As instituições como família,
Igreja ou escolas, foram criadas, entre outros motivos, para impor limites às
nossas vontades individuais: para nos lembrar que existem as gerações futuras,
os interesses e direitos coletivos, os “outros”, os direitos-deveres cívicos
como votar, atendar ao serviço militar e pagar impostos. Aparentemente todas vem
falhando na sua missão de reforçar nos indivíduos valores como honestidade,
trabalho, responsabilidade, postergação de desejos imediatos, solidariedade e
outros valores necessários para o convívio em sociedade. Não se trata de um
lamurio conservador sobre a decadência dos valores, mas de lembrar que em algum
momento, em algum nível, estas instituições devem repassar adiante estes
conceitos. Quanto mais estas instituições cumprirem este papel, menor a
necessidade do sistema de justiça criminal para relembrá-las.
Uma mudança na estrutura de
incentivos estimula os comportamentos desejados. Se o Estado quer que o
indivíduo pague impostos, é preciso cobrar de todos com justiça e equidade e oferecer
serviços de qualidade em contrapartida.
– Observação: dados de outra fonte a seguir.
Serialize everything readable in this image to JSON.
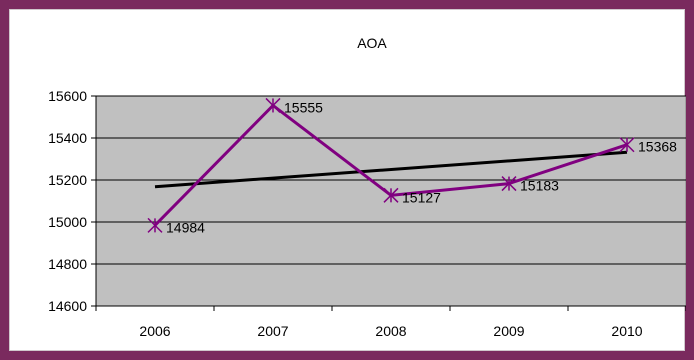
{
  "chart_data": {
    "type": "line",
    "title": "AOA",
    "categories": [
      "2006",
      "2007",
      "2008",
      "2009",
      "2010"
    ],
    "series": [
      {
        "values": [
          14984,
          15555,
          15127,
          15183,
          15368
        ],
        "color": "#800080",
        "marker": "asterisk"
      }
    ],
    "trendline": {
      "type": "linear",
      "start": 15168,
      "end": 15332,
      "color": "#000000"
    },
    "ylim": [
      14600,
      15600
    ],
    "yticks": [
      "14600",
      "14800",
      "15000",
      "15200",
      "15400",
      "15600"
    ],
    "data_labels": [
      "14984",
      "15555",
      "15127",
      "15183",
      "15368"
    ],
    "plot_background": "#c0c0c0",
    "grid": true,
    "xlabel": "",
    "ylabel": ""
  }
}
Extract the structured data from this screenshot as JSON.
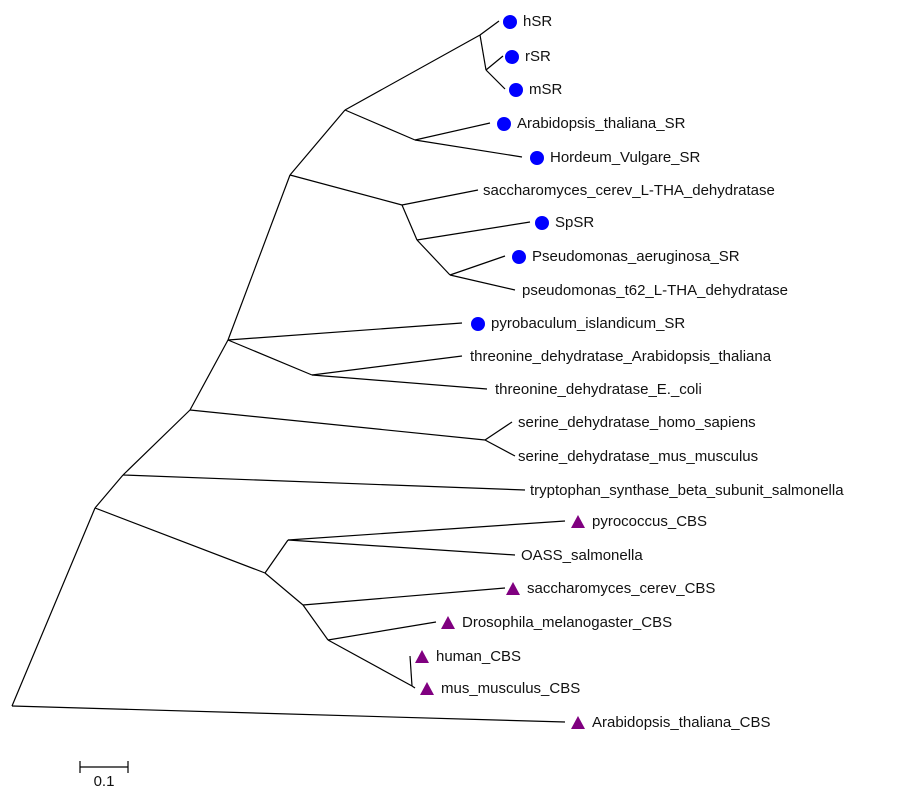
{
  "leaves": [
    {
      "label": "hSR"
    },
    {
      "label": "rSR"
    },
    {
      "label": "mSR"
    },
    {
      "label": "Arabidopsis_thaliana_SR"
    },
    {
      "label": "Hordeum_Vulgare_SR"
    },
    {
      "label": "saccharomyces_cerev_L-THA_dehydratase"
    },
    {
      "label": "SpSR"
    },
    {
      "label": "Pseudomonas_aeruginosa_SR"
    },
    {
      "label": "pseudomonas_t62_L-THA_dehydratase"
    },
    {
      "label": "pyrobaculum_islandicum_SR"
    },
    {
      "label": "threonine_dehydratase_Arabidopsis_thaliana"
    },
    {
      "label": "threonine_dehydratase_E._coli"
    },
    {
      "label": "serine_dehydratase_homo_sapiens"
    },
    {
      "label": "serine_dehydratase_mus_musculus"
    },
    {
      "label": "tryptophan_synthase_beta_subunit_salmonella"
    },
    {
      "label": "pyrococcus_CBS"
    },
    {
      "label": "OASS_salmonella"
    },
    {
      "label": "saccharomyces_cerev_CBS"
    },
    {
      "label": "Drosophila_melanogaster_CBS"
    },
    {
      "label": "human_CBS"
    },
    {
      "label": "mus_musculus_CBS"
    },
    {
      "label": "Arabidopsis_thaliana_CBS"
    }
  ],
  "scale_bar": {
    "label": "0.1"
  }
}
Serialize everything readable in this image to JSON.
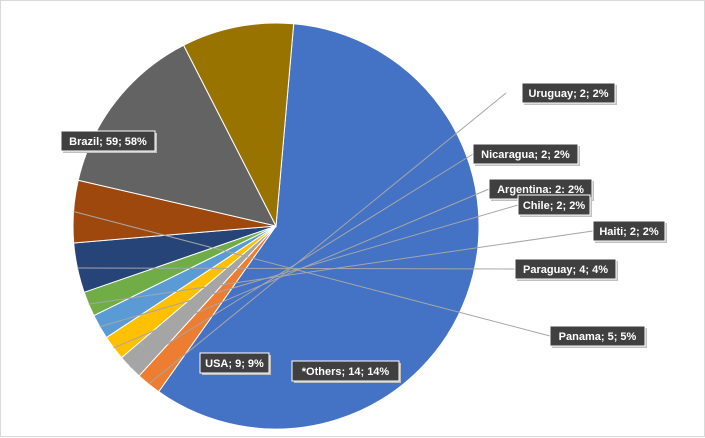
{
  "chart_data": {
    "type": "pie",
    "title": "",
    "legend": "none",
    "slices": [
      {
        "label": "Brazil",
        "value": 59,
        "percent": 58,
        "color": "#4472C4",
        "label_text": "Brazil; 59; 58%"
      },
      {
        "label": "Uruguay",
        "value": 2,
        "percent": 2,
        "color": "#ED7D31",
        "label_text": "Uruguay;  2; 2%"
      },
      {
        "label": "Nicaragua",
        "value": 2,
        "percent": 2,
        "color": "#A5A5A5",
        "label_text": "Nicaragua;  2; 2%"
      },
      {
        "label": "Argentina",
        "value": 2,
        "percent": 2,
        "color": "#FFC000",
        "label_text": "Argentina: 2: 2%"
      },
      {
        "label": "Chile",
        "value": 2,
        "percent": 2,
        "color": "#5B9BD5",
        "label_text": "Chile; 2; 2%"
      },
      {
        "label": "Haiti",
        "value": 2,
        "percent": 2,
        "color": "#70AD47",
        "label_text": "Haiti;  2; 2%"
      },
      {
        "label": "Paraguay",
        "value": 4,
        "percent": 4,
        "color": "#264478",
        "label_text": "Paraguay;  4; 4%"
      },
      {
        "label": "Panama",
        "value": 5,
        "percent": 5,
        "color": "#9E480E",
        "label_text": "Panama;  5; 5%"
      },
      {
        "label": "*Others",
        "value": 14,
        "percent": 14,
        "color": "#636363",
        "label_text": "*Others; 14; 14%"
      },
      {
        "label": "USA",
        "value": 9,
        "percent": 9,
        "color": "#997300",
        "label_text": "USA; 9; 9%"
      }
    ]
  }
}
Se o objetivo é reforçar a participação
política, é preciso garantir que as regras eleitorais ofereçam candidaturas que
representem os anseios do eleitorado e que os eleitos consigam colocar em
prática a agenda prometida. Impostos indiretos são uma estratégia de Estados incompetentes
que oferecem pouco retorno ao cidadão e voto obrigatório é desnecessário em
países onde a população sente que seu voto faz alguma diferença. Do mesmo modo,
se o objetivo é diminuir o crime, incentivos também são necessários para
contrabalançar a tentadora alternativa do mundo do crime: o crime não compensa
- mas somente quando existem empregos suficientes e que pagam o necessário para
que o indivíduo leve uma vida minimamente digna e honesta, numa sociedade sem
abismos sociais como os brasileiros. Com tantos incentivos perversos, as opções
pela sonegação, absenteísmo ou pela ilegalidade podem ser escolhas erradas, mas
não de todo irracionais.
Finalmente, para reduzir a
criminalidade, é preciso que voltemos a ter vergonha na cara neste país! Ministros,
parlamentares, presidentes e ex-presidentes sequer ficam ruborizados ao contarem
mentiras deslavadas publicamente, indício fisiológico de alguma noção de ética
no indivíduo. Mesmo entre os ladrões existe uma “ética”, ainda que peculiar: o
reconhecimento de que “a casa caiu” quando pego, de que “sangue se lava com
sangue”, que estupradores e delatores são desprezíveis, que a palavra dada tem
valor de contrato, etc. Há algo de muito errado num país quando ladrões e
assassinos demostram ter mais ética e vergonha na cara do que algumas
lideranças políticas. Pode-se tentar qualquer reforma do art. 144 da
Constituição, que trata da segurança pública, mas todas estarão fadadas ao insucesso
se o parágrafo primeiro não instituir, antes de qualquer coisa, que “É preciso
tomar vergonha na cara. Revogam-se todas as disposições em contrário”.